I am new to muzzleloading and I borrowed a traditional hawkens from a buddy. The problem is a have to fire two to three caps(magnum #11) before the power will ignite. I am using pyrodex select and just replaced the nipple. Any suggestions?


----------



## Plainsman (Jul 30, 2003)

I am guessing you have a drum type that requires the fire to make a 90 degree bend. I have often had problems with these rifles more than others, but I have had hangfires in my Thompson Hawken also.

At a Levi Garret black powder shoot I had two hangfires that cost me five points. I switched to P (pistol) Pyrodex and reduced my load by 10 percent. Two months later at the state shoot I took five out of six first place trophies. Hodgdon sent me a free case of Pistol Pyrodex.

I didn't change my sight picture at the shoot. I used 70 gr of P Pyrodex with a round ball for deer season and sighted in at 100 yards. At the shoot I used 50 gr for 25 yard targets, 60 gr for 50 yard targets, and my 70 gr load for 100 yard targets. All loads by volume.

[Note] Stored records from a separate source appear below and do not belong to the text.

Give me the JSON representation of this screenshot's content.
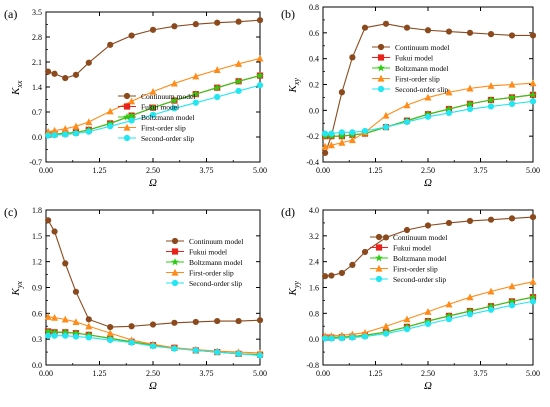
{
  "figure": {
    "series_names": [
      "Continuum model",
      "Fukui model",
      "Boltzmann model",
      "First-order slip",
      "Second-order slip"
    ],
    "series_colors": [
      "#8B4A1E",
      "#E8231C",
      "#2FCB12",
      "#FF8C1A",
      "#22E6F0"
    ],
    "series_markers": [
      "circle",
      "square",
      "star",
      "triangle",
      "circle"
    ],
    "x_ticks": [
      "0.00",
      "1.25",
      "2.50",
      "3.75",
      "5.00"
    ]
  },
  "chart_data": [
    {
      "type": "line",
      "panel_label": "(a)",
      "ylabel": "K",
      "ylabel_sub": "xx",
      "xlabel": "Ω",
      "xlim": [
        0,
        5
      ],
      "ylim": [
        -0.7,
        3.5
      ],
      "y_ticks": [
        "-0.7",
        "0.0",
        "0.7",
        "1.4",
        "2.1",
        "2.8",
        "3.5"
      ],
      "legend_position": "bottom-right",
      "series": [
        {
          "name": "Continuum model",
          "x": [
            0.05,
            0.2,
            0.45,
            0.7,
            1.0,
            1.5,
            2.0,
            2.5,
            3.0,
            3.5,
            4.0,
            4.5,
            5.0
          ],
          "y": [
            1.83,
            1.77,
            1.65,
            1.74,
            2.08,
            2.58,
            2.84,
            3.0,
            3.1,
            3.16,
            3.2,
            3.23,
            3.27
          ]
        },
        {
          "name": "Fukui model",
          "x": [
            0.05,
            0.2,
            0.45,
            0.7,
            1.0,
            1.5,
            2.0,
            2.5,
            3.0,
            3.5,
            4.0,
            4.5,
            5.0
          ],
          "y": [
            0.06,
            0.08,
            0.1,
            0.13,
            0.2,
            0.38,
            0.6,
            0.82,
            1.02,
            1.2,
            1.38,
            1.56,
            1.72
          ]
        },
        {
          "name": "Boltzmann model",
          "x": [
            0.05,
            0.2,
            0.45,
            0.7,
            1.0,
            1.5,
            2.0,
            2.5,
            3.0,
            3.5,
            4.0,
            4.5,
            5.0
          ],
          "y": [
            0.06,
            0.08,
            0.1,
            0.13,
            0.2,
            0.38,
            0.6,
            0.82,
            1.02,
            1.2,
            1.38,
            1.56,
            1.72
          ]
        },
        {
          "name": "First-order slip",
          "x": [
            0.05,
            0.2,
            0.45,
            0.7,
            1.0,
            1.5,
            2.0,
            2.5,
            3.0,
            3.5,
            4.0,
            4.5,
            5.0
          ],
          "y": [
            0.15,
            0.18,
            0.23,
            0.3,
            0.42,
            0.72,
            1.0,
            1.27,
            1.5,
            1.7,
            1.88,
            2.05,
            2.2
          ]
        },
        {
          "name": "Second-order slip",
          "x": [
            0.05,
            0.2,
            0.45,
            0.7,
            1.0,
            1.5,
            2.0,
            2.5,
            3.0,
            3.5,
            4.0,
            4.5,
            5.0
          ],
          "y": [
            0.04,
            0.05,
            0.07,
            0.1,
            0.15,
            0.3,
            0.46,
            0.62,
            0.8,
            0.96,
            1.12,
            1.29,
            1.45
          ]
        }
      ]
    },
    {
      "type": "line",
      "panel_label": "(b)",
      "ylabel": "K",
      "ylabel_sub": "xy",
      "xlabel": "Ω",
      "xlim": [
        0,
        5
      ],
      "ylim": [
        -0.4,
        0.8
      ],
      "y_ticks": [
        "-0.4",
        "-0.2",
        "0.0",
        "0.2",
        "0.4",
        "0.6",
        "0.8"
      ],
      "legend_position": "center-right",
      "series": [
        {
          "name": "Continuum model",
          "x": [
            0.05,
            0.2,
            0.45,
            0.7,
            1.0,
            1.5,
            2.0,
            2.5,
            3.0,
            3.5,
            4.0,
            4.5,
            5.0
          ],
          "y": [
            -0.33,
            -0.2,
            0.14,
            0.41,
            0.64,
            0.67,
            0.64,
            0.62,
            0.61,
            0.6,
            0.59,
            0.58,
            0.58
          ]
        },
        {
          "name": "Fukui model",
          "x": [
            0.05,
            0.2,
            0.45,
            0.7,
            1.0,
            1.5,
            2.0,
            2.5,
            3.0,
            3.5,
            4.0,
            4.5,
            5.0
          ],
          "y": [
            -0.2,
            -0.2,
            -0.2,
            -0.19,
            -0.18,
            -0.13,
            -0.08,
            -0.03,
            0.01,
            0.05,
            0.08,
            0.1,
            0.12
          ]
        },
        {
          "name": "Boltzmann model",
          "x": [
            0.05,
            0.2,
            0.45,
            0.7,
            1.0,
            1.5,
            2.0,
            2.5,
            3.0,
            3.5,
            4.0,
            4.5,
            5.0
          ],
          "y": [
            -0.2,
            -0.2,
            -0.2,
            -0.19,
            -0.18,
            -0.13,
            -0.08,
            -0.03,
            0.01,
            0.05,
            0.08,
            0.1,
            0.12
          ]
        },
        {
          "name": "First-order slip",
          "x": [
            0.05,
            0.2,
            0.45,
            0.7,
            1.0,
            1.5,
            2.0,
            2.5,
            3.0,
            3.5,
            4.0,
            4.5,
            5.0
          ],
          "y": [
            -0.28,
            -0.27,
            -0.25,
            -0.23,
            -0.17,
            -0.04,
            0.04,
            0.1,
            0.14,
            0.17,
            0.19,
            0.2,
            0.21
          ]
        },
        {
          "name": "Second-order slip",
          "x": [
            0.05,
            0.2,
            0.45,
            0.7,
            1.0,
            1.5,
            2.0,
            2.5,
            3.0,
            3.5,
            4.0,
            4.5,
            5.0
          ],
          "y": [
            -0.18,
            -0.18,
            -0.17,
            -0.17,
            -0.16,
            -0.13,
            -0.09,
            -0.05,
            -0.02,
            0.01,
            0.03,
            0.05,
            0.07
          ]
        }
      ]
    },
    {
      "type": "line",
      "panel_label": "(c)",
      "ylabel": "K",
      "ylabel_sub": "yx",
      "xlabel": "Ω",
      "xlim": [
        0,
        5
      ],
      "ylim": [
        0,
        1.8
      ],
      "y_ticks": [
        "0.0",
        "0.3",
        "0.6",
        "0.9",
        "1.2",
        "1.5",
        "1.8"
      ],
      "legend_position": "top-right",
      "series": [
        {
          "name": "Continuum model",
          "x": [
            0.05,
            0.2,
            0.45,
            0.7,
            1.0,
            1.5,
            2.0,
            2.5,
            3.0,
            3.5,
            4.0,
            4.5,
            5.0
          ],
          "y": [
            1.68,
            1.55,
            1.18,
            0.85,
            0.53,
            0.44,
            0.45,
            0.47,
            0.49,
            0.5,
            0.51,
            0.51,
            0.52
          ]
        },
        {
          "name": "Fukui model",
          "x": [
            0.05,
            0.2,
            0.45,
            0.7,
            1.0,
            1.5,
            2.0,
            2.5,
            3.0,
            3.5,
            4.0,
            4.5,
            5.0
          ],
          "y": [
            0.39,
            0.38,
            0.38,
            0.37,
            0.35,
            0.31,
            0.27,
            0.23,
            0.2,
            0.17,
            0.15,
            0.13,
            0.12
          ]
        },
        {
          "name": "Boltzmann model",
          "x": [
            0.05,
            0.2,
            0.45,
            0.7,
            1.0,
            1.5,
            2.0,
            2.5,
            3.0,
            3.5,
            4.0,
            4.5,
            5.0
          ],
          "y": [
            0.39,
            0.38,
            0.38,
            0.37,
            0.35,
            0.31,
            0.27,
            0.23,
            0.2,
            0.17,
            0.15,
            0.13,
            0.12
          ]
        },
        {
          "name": "First-order slip",
          "x": [
            0.05,
            0.2,
            0.45,
            0.7,
            1.0,
            1.5,
            2.0,
            2.5,
            3.0,
            3.5,
            4.0,
            4.5,
            5.0
          ],
          "y": [
            0.56,
            0.55,
            0.53,
            0.5,
            0.45,
            0.37,
            0.29,
            0.24,
            0.2,
            0.18,
            0.16,
            0.15,
            0.14
          ]
        },
        {
          "name": "Second-order slip",
          "x": [
            0.05,
            0.2,
            0.45,
            0.7,
            1.0,
            1.5,
            2.0,
            2.5,
            3.0,
            3.5,
            4.0,
            4.5,
            5.0
          ],
          "y": [
            0.34,
            0.34,
            0.34,
            0.33,
            0.32,
            0.29,
            0.26,
            0.22,
            0.19,
            0.17,
            0.15,
            0.13,
            0.11
          ]
        }
      ]
    },
    {
      "type": "line",
      "panel_label": "(d)",
      "ylabel": "K",
      "ylabel_sub": "yy",
      "xlabel": "Ω",
      "xlim": [
        0,
        5
      ],
      "ylim": [
        -0.8,
        4.0
      ],
      "y_ticks": [
        "-0.8",
        "0.0",
        "0.8",
        "1.6",
        "2.4",
        "3.2",
        "4.0"
      ],
      "legend_position": "center-right",
      "series": [
        {
          "name": "Continuum model",
          "x": [
            0.05,
            0.2,
            0.45,
            0.7,
            1.0,
            1.5,
            2.0,
            2.5,
            3.0,
            3.5,
            4.0,
            4.5,
            5.0
          ],
          "y": [
            1.95,
            1.97,
            2.05,
            2.3,
            2.7,
            3.15,
            3.38,
            3.52,
            3.6,
            3.66,
            3.7,
            3.74,
            3.78
          ]
        },
        {
          "name": "Fukui model",
          "x": [
            0.05,
            0.2,
            0.45,
            0.7,
            1.0,
            1.5,
            2.0,
            2.5,
            3.0,
            3.5,
            4.0,
            4.5,
            5.0
          ],
          "y": [
            0.05,
            0.05,
            0.06,
            0.08,
            0.12,
            0.22,
            0.38,
            0.56,
            0.72,
            0.87,
            1.02,
            1.17,
            1.3
          ]
        },
        {
          "name": "Boltzmann model",
          "x": [
            0.05,
            0.2,
            0.45,
            0.7,
            1.0,
            1.5,
            2.0,
            2.5,
            3.0,
            3.5,
            4.0,
            4.5,
            5.0
          ],
          "y": [
            0.05,
            0.05,
            0.06,
            0.08,
            0.12,
            0.22,
            0.38,
            0.56,
            0.72,
            0.87,
            1.02,
            1.17,
            1.3
          ]
        },
        {
          "name": "First-order slip",
          "x": [
            0.05,
            0.2,
            0.45,
            0.7,
            1.0,
            1.5,
            2.0,
            2.5,
            3.0,
            3.5,
            4.0,
            4.5,
            5.0
          ],
          "y": [
            0.1,
            0.1,
            0.12,
            0.15,
            0.2,
            0.4,
            0.62,
            0.85,
            1.08,
            1.3,
            1.48,
            1.64,
            1.78
          ]
        },
        {
          "name": "Second-order slip",
          "x": [
            0.05,
            0.2,
            0.45,
            0.7,
            1.0,
            1.5,
            2.0,
            2.5,
            3.0,
            3.5,
            4.0,
            4.5,
            5.0
          ],
          "y": [
            0.02,
            0.02,
            0.03,
            0.05,
            0.08,
            0.17,
            0.31,
            0.47,
            0.62,
            0.77,
            0.91,
            1.05,
            1.17
          ]
        }
      ]
    }
  ]
}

I use Select in an inline I have, but I use P Pyrodex in my Hawken, Cherokee, and Patriot.


----------



## guppy11 (Aug 14, 2008)

thanks for the info.  I will try it .


----------



## barebackjack (Sep 5, 2006)

guppy11 said:


> I am new to muzzleloading and I borrowed a traditional hawkens from a buddy. The problem is a have to fire two to three caps(magnum #11) before the power will ignite. I am using pyrodex select and just replaced the nipple. Any suggestions?

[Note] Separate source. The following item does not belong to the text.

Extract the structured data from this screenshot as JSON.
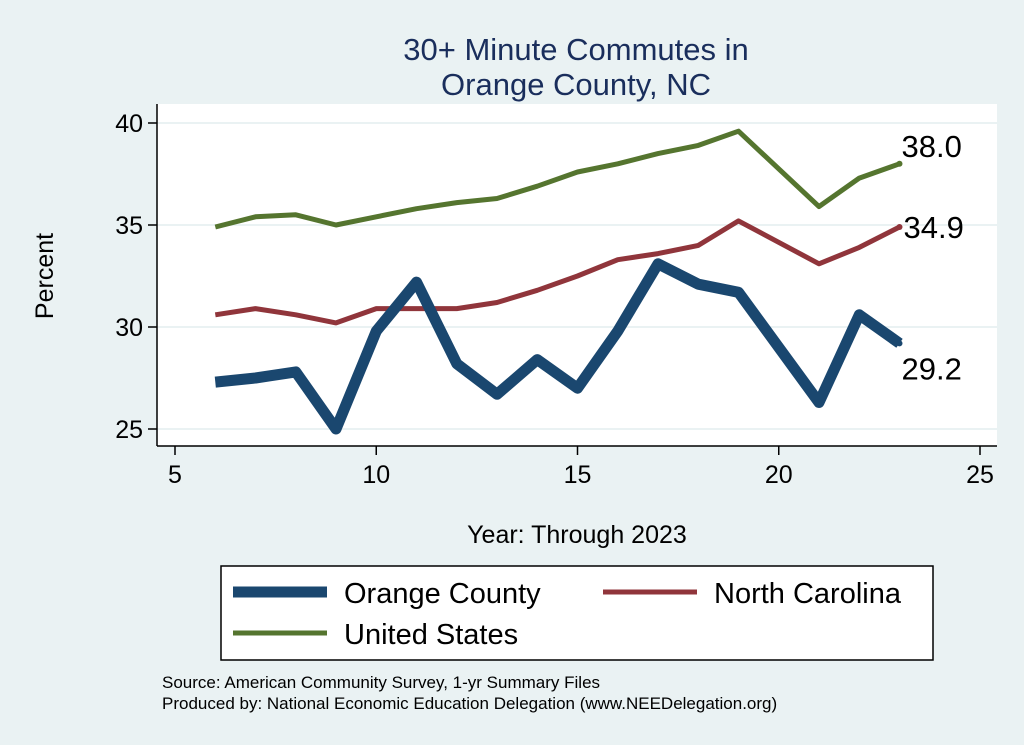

Thats the problem with Pyrodex in sidelocks. Has a higher flash point than real black powder. Ive stopped shooting it, only the real stuff goes down the bore of any of my guns. I used to get one or two misfires with pyrodex every 50 shots or so. Since switching to the real stuff, ZERO!

Couple things that can help.

As plainsman stated your rifle has a drum. This means the flame from the cap has to make a 90 degree turn.

One thing that could help is when loading, pour your charge down the barrel, and before seating a ball, tap on the side of the rifle a few times while slightly canting the rifle toward the lock side . This will help settle some powder into that drum getting it closer to the flame source.

Another thing to try is to switch to pyrodex P (pistol and small bore). This is a finer granulation with more surface area. You should also DECREASE your load by 10% or so when going to this grade as it generates higher pressures. Although personaly, id just switch to the real stuff. Its so much easier and cleans up far easier than pyrodex. Water and patch.

Another good practice to get into is making sure that drum and flash path are clean. Pop a few caps before begining your shooting session to make sure its clean of debris or oil (point in safe direction just in case there is something down there). Also, after every so many shots, maybe remove the clean out screw at the end of the drum and run a pipe cleaner down there a few times.

Good luck, good to see someone new actually trying the traditional route instead of the "easy" road. :beer:


----------



## darkgael (Feb 10, 2006)

Pyrodex, for all its virtues, is harder to light than "real" BP. I can't use it in my flintlocks unless I duplex it with BP. I made the switch to BP a few years ago and am happy that I did, though I still shoot Pyrodex occasionally.
BP - Easier to light, easy to clean up, less expensive.
Pete


----------



## guppy11 (Aug 14, 2008)

I tried the pyrodex P this weekend and had great results. Thanks to everyone for your help


----------



## alleyyooper (Jul 6, 2007)

Also use CCI Magum caps and avoid the remington caps as they have gotten a bad rep for not always working like they are supposed to.

 Al


----------



## Gildog (Jan 30, 2007)

I remove the nipple and drop a couple grains into the flash hole, then screw the nipple back on. Went from hang or misfire 50% of the time to 100% ignition.


----------